• Argentina’s President Is Open To Accepting Bitcoin As Legal Tender

  • Argentina’s President, Alberto Fernandez, is open to using Bitcoin as legal tender to combat inflation.

    Argentina’s President, Alberto Fernandez, suggested this week that he was open to using Bitcoin as legal tender to combat inflation. The remarks were made during a Filo News local television interview.

    During the interview, Fernandez expressed interest in Bitcoin becoming legal tender and playing a larger role in Argentina’s economy.

    When asked if Argentina would follow El Salvador’s lead in adopting Bitcoin, the president said, “I don’t want to go too far out on a limb […] but there is no reason to say no.”

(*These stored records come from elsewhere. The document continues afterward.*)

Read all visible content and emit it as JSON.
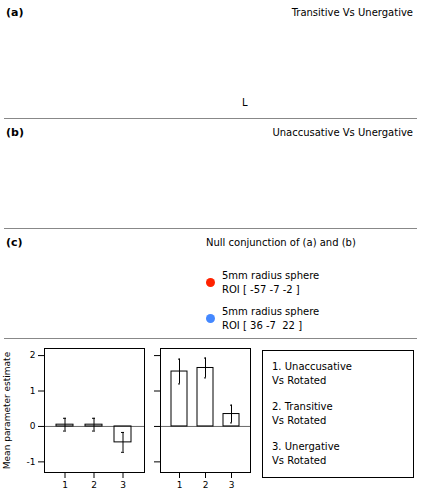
{
  "chart_data": [
    {
      "type": "bar",
      "ylabel": "Mean parameter estimate",
      "categories": [
        "1",
        "2",
        "3"
      ],
      "values": [
        0.05,
        0.05,
        -0.45
      ],
      "errors": [
        0.18,
        0.18,
        0.28
      ],
      "ylim": [
        -1.3,
        2.2
      ],
      "yticks": [
        -1,
        0,
        1,
        2
      ],
      "annotations": [
        {
          "text": "(a)"
        },
        {
          "text": "Transitive Vs Unergative"
        },
        {
          "text": "L"
        },
        {
          "text": "(b)"
        },
        {
          "text": "Unaccusative Vs Unergative"
        },
        {
          "text": "(c)"
        },
        {
          "text": "Null conjunction of (a) and (b)"
        },
        {
          "text": "5mm radius sphere\nROI [ -57 -7 -2 ]",
          "color": "#ff2200"
        },
        {
          "text": "5mm radius sphere\nROI [ 36 -7  22 ]",
          "color": "#4488ff"
        },
        {
          "text": "1. Unaccusative\nVs Rotated"
        },
        {
          "text": "2. Transitive\nVs Rotated"
        },
        {
          "text": "3. Unergative\nVs Rotated"
        }
      ]
    },
    {
      "type": "bar",
      "categories": [
        "1",
        "2",
        "3"
      ],
      "values": [
        1.55,
        1.65,
        0.35
      ],
      "errors": [
        0.35,
        0.28,
        0.25
      ],
      "ylim": [
        -1.3,
        2.2
      ],
      "yticks": [
        -1,
        0,
        1,
        2
      ],
      "tick_labels": "x"
    }
  ]
}
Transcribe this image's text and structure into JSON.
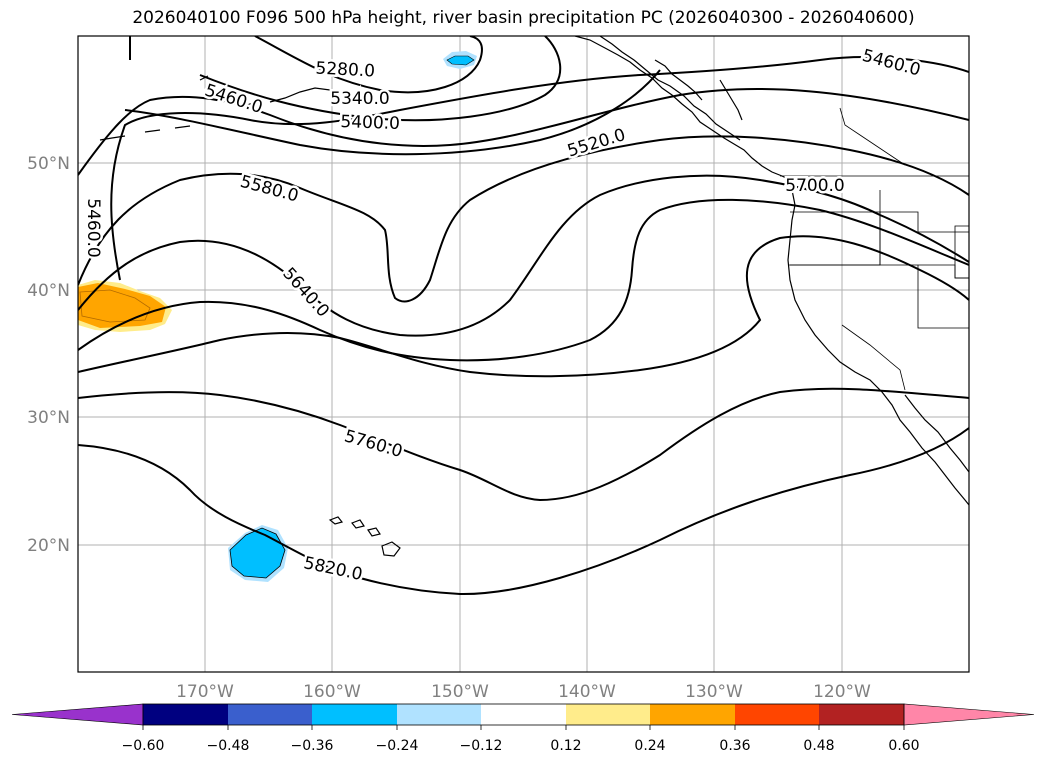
{
  "title": "2026040100 F096 500 hPa height, river basin precipitation PC (2026040300 - 2026040600)",
  "map": {
    "lat_labels": [
      "50°N",
      "40°N",
      "30°N",
      "20°N"
    ],
    "lon_labels": [
      "170°W",
      "160°W",
      "150°W",
      "140°W",
      "130°W",
      "120°W"
    ],
    "contour_labels": [
      "5280.0",
      "5340.0",
      "5400.0",
      "5460.0",
      "5460.0",
      "5460.0",
      "5520.0",
      "5580.0",
      "5640.0",
      "5700.0",
      "5760.0",
      "5820.0"
    ]
  },
  "colorbar": {
    "ticks": [
      "−0.60",
      "−0.48",
      "−0.36",
      "−0.24",
      "−0.12",
      "0.12",
      "0.24",
      "0.36",
      "0.48",
      "0.60"
    ],
    "colors": [
      "#9932CC",
      "#000080",
      "#3A5FCD",
      "#00BFFF",
      "#B0E2FF",
      "#FFFFFF",
      "#FFEC8B",
      "#FFA500",
      "#FF4500",
      "#B22222",
      "#FF86A8"
    ]
  }
}
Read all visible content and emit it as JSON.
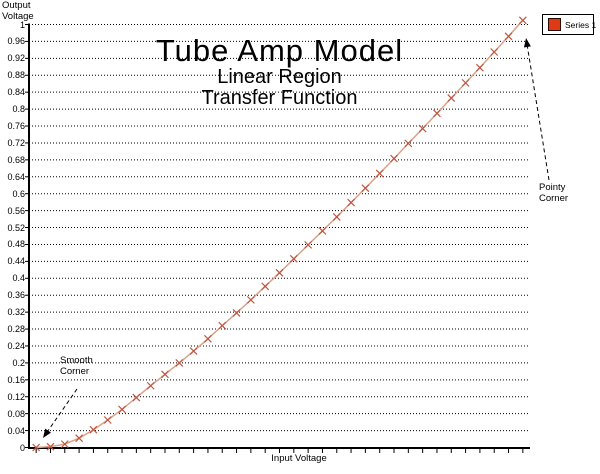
{
  "chart_data": {
    "type": "line",
    "title": "Tube Amp Model",
    "subtitle1": "Linear Region",
    "subtitle2": "Transfer Function",
    "xlabel": "Input Voltage",
    "ylabel": "Output\nVoltage",
    "ylim": [
      0,
      1
    ],
    "y_tick_interval": 0.04,
    "y_tick_labels_top_to_bottom": [
      "1",
      "0.96",
      "0.92",
      "0.88",
      "0.84",
      "0.8",
      "0.76",
      "0.72",
      "0.68",
      "0.64",
      "0.6",
      "0.56",
      "0.52",
      "0.48",
      "0.44",
      "0.4",
      "0.36",
      "0.32",
      "0.28",
      "0.24",
      "0.2",
      "0.16",
      "0.12",
      "0.08",
      "0.04",
      "0"
    ],
    "x_tick_labels": [],
    "grid": "horizontal-dotted",
    "legend_position": "top-right",
    "num_points": 35,
    "series": [
      {
        "name": "Series 1",
        "marker": "x",
        "line_color": "#dba189",
        "marker_color": "#bf5640",
        "values": [
          0.0,
          0.002,
          0.008,
          0.022,
          0.042,
          0.065,
          0.09,
          0.118,
          0.146,
          0.173,
          0.2,
          0.228,
          0.257,
          0.288,
          0.318,
          0.349,
          0.381,
          0.413,
          0.446,
          0.479,
          0.512,
          0.545,
          0.579,
          0.613,
          0.648,
          0.683,
          0.719,
          0.754,
          0.79,
          0.826,
          0.862,
          0.898,
          0.935,
          0.972,
          1.01
        ]
      }
    ]
  },
  "legend": {
    "label": "Series 1",
    "swatch_color": "#df3a16"
  },
  "annotations": {
    "smooth": {
      "text": "Smooth\nCorner",
      "points_to": "first data point"
    },
    "pointy": {
      "text": "Pointy\nCorner",
      "points_to": "last data point"
    }
  }
}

    While both Argentina and El Salvador suffer from inflation, the US dollar is not legal tender in Argentina, and the country has tight currency exchange controls, creating a black market for foreign and digital currencies.

    According to Trading Economics, Argentina is currently ranked seventh in the world inflation index, with an inflation rate of 51.8 percent. In line with this statistic, Bloomberg ranked Argentina as the world’s second worst economy in 2020. The country’s need for a hard store of value, such as Bitcoin, is obvious.

    “They say the advantage is that the inflationary effect is largely nullified,” explained President Fernandez.

    The president’s remarks were delivered with a healthy dose of skepticism. “It is a global debate, and I must admit that I approach it with caution. “There is caution in my case because it is unfamiliar, and it is difficult to understand how this fortune materializes,” he said, referring to Bitcoin’s rising price.

    The president’s remarks were markedly more open to the idea of Bitcoin adoption than those made earlier this week by Argentina’s central bank president, Miguel Pesce, who was quoted by a local news outlet as saying that Bitcoin “is not a real financial asset, and does not generate any lasting profitability.”

    “Many people around the world have these concerns,” Fernandez explained, “which is why the project, or the system, has not yet expanded. But it is something to think about.”

    “Perhaps it is a good path to take,” said the president.